米PGAツアーは最終戦「ツアー選手権」が幕を閉じ、シーズンが終了しました。とは言うものの、9月16日から始まる「フォーティネット選手権」をもって、来シーズンが早々にスタートします。

LIVゴルフからの脅威に対抗するため、来シーズンから実施される米PGAツアーの改革については、8月25日付のブログで紹介しました。

https://worldgolfinformation.com/2022/08/25/

米PGAツアーが選ぶトップ20人の選手については、年間20試合(そのうち選手が自由に選択できるのは3試合)出場することが義務付けられました。トップ選手が一堂に会することでファンやメディアの注目度がさらに高まります。
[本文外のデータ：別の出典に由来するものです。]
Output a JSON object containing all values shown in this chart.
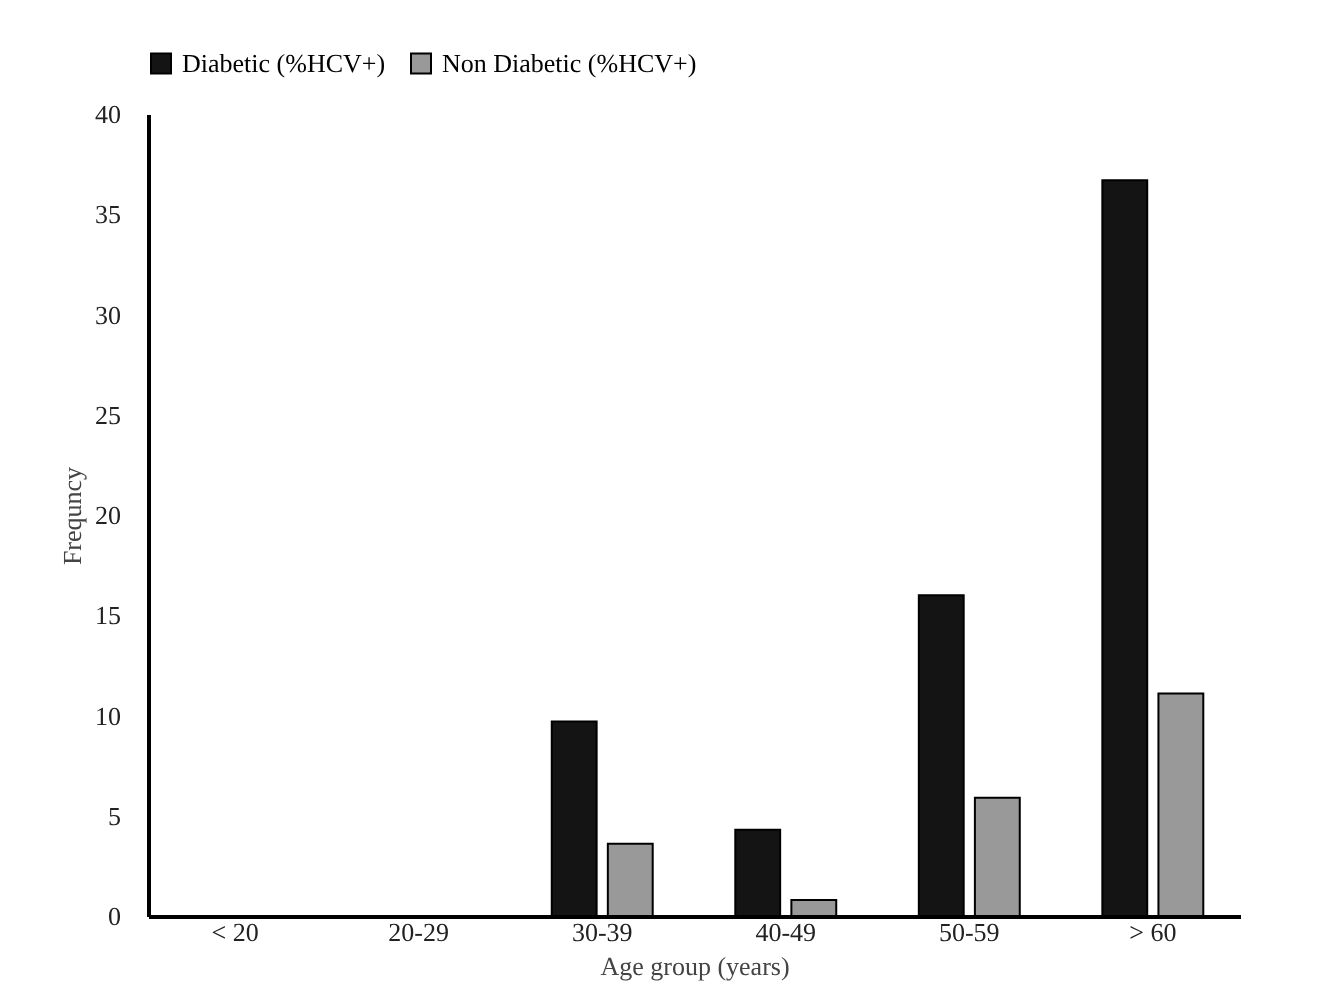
{
  "chart_data": {
    "type": "bar",
    "categories": [
      "< 20",
      "20-29",
      "30-39",
      "40-49",
      "50-59",
      "> 60"
    ],
    "series": [
      {
        "name": "Diabetic (%HCV+)",
        "color": "#141414",
        "values": [
          0,
          0,
          9.7,
          4.3,
          16,
          36.7
        ]
      },
      {
        "name": "Non Diabetic (%HCV+)",
        "color": "#999999",
        "values": [
          0,
          0,
          3.6,
          0.8,
          5.9,
          11.1
        ]
      }
    ],
    "xlabel": "Age group (years)",
    "ylabel": "Frequncy",
    "ylim": [
      0,
      40
    ],
    "yticks": [
      0,
      5,
      10,
      15,
      20,
      25,
      30,
      35,
      40
    ],
    "grid": false,
    "legend": "top"
  }
}
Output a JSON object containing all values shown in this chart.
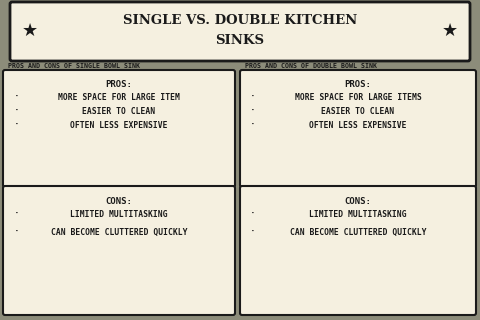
{
  "title_line1": "SINGLE VS. DOUBLE KITCHEN",
  "title_line2": "SINKS",
  "bg_color": "#8c8c7a",
  "box_color": "#f5f0e0",
  "box_edge_color": "#1a1a1a",
  "text_color": "#1a1a1a",
  "header_left": "PROS AND CONS OF SINGLE BOWL SINK",
  "header_right": "PROS AND CONS OF DOUBLE BOWL SINK",
  "single_pros_title": "PROS:",
  "single_pros": [
    "MORE SPACE FOR LARGE ITEM",
    "EASIER TO CLEAN",
    "OFTEN LESS EXPENSIVE"
  ],
  "single_cons_title": "CONS:",
  "single_cons": [
    "LIMITED MULTITASKING",
    "CAN BECOME CLUTTERED QUICKLY"
  ],
  "double_pros_title": "PROS:",
  "double_pros": [
    "MORE SPACE FOR LARGE ITEMS",
    "EASIER TO CLEAN",
    "OFTEN LESS EXPENSIVE"
  ],
  "double_cons_title": "CONS:",
  "double_cons": [
    "LIMITED MULTITASKING",
    "CAN BECOME CLUTTERED QUICKLY"
  ],
  "bullet": "·",
  "star": "★",
  "title_fontsize": 9.5,
  "header_fontsize": 4.8,
  "section_title_fontsize": 6.5,
  "item_fontsize": 5.8,
  "star_fontsize": 13
}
ここでひとつ問題が発生しました。米PGAツアーを主戦場としているアメリカ人の選手については問題ないのですが、欧州出身の選手の場合、「ライダーカップ」に選出されるための条件が絡んでくることです。

「ライダーカップ」は、2年に一度欧州(EU)出身のプロとアメリカ人プロがチームで対戦する歴史ある大会で、メンバーに選ばれることは選手にとって非常に名誉なこととされています。しかし、欧州出身の選手が米PGAツアーをプレーの中心に据えている場合であっても、メンバーに選出されるためには、DPワールドツアー(旧欧州ツアー)の大会に最低4つ出場しなければならないという規定があります。

現在欧州出身のプロのなかでトップ20人に入っている選手はと言えば、非公開なので世界ランキングから推測するしかないのですが、北アイルランド出身のローリー マキロイ、スペインのジョン ラウム、ことしの「全英オープン」を優勝したマット フィッツパトリックの3名くらいでしょう。

ラウムは先日、年間20試合に4試合が加われば非常にきつくなる。何か対策を講じてもらえればと記者会見で話していました。

しかし、マキロイは「ツアー選手権」優勝の翌日に、DPワールドツアーの試合「イタリアン オープン(9/29-10/1」に出場することを発表しました。あまり大きな大会ではないので、マキロイは今まで一度も出場したことがない大会です。ライダーカップ出場資格を満たすための判断であることはほぼ間違いなく、批判よりもまず実行を!といったところです。

マキロイは欧州出身のプレーヤーでありながら、人気も実力も、そして影響力もナンバーワンと言って過言ではなく、米PGAツアーにとってなくてはならぬ存在です。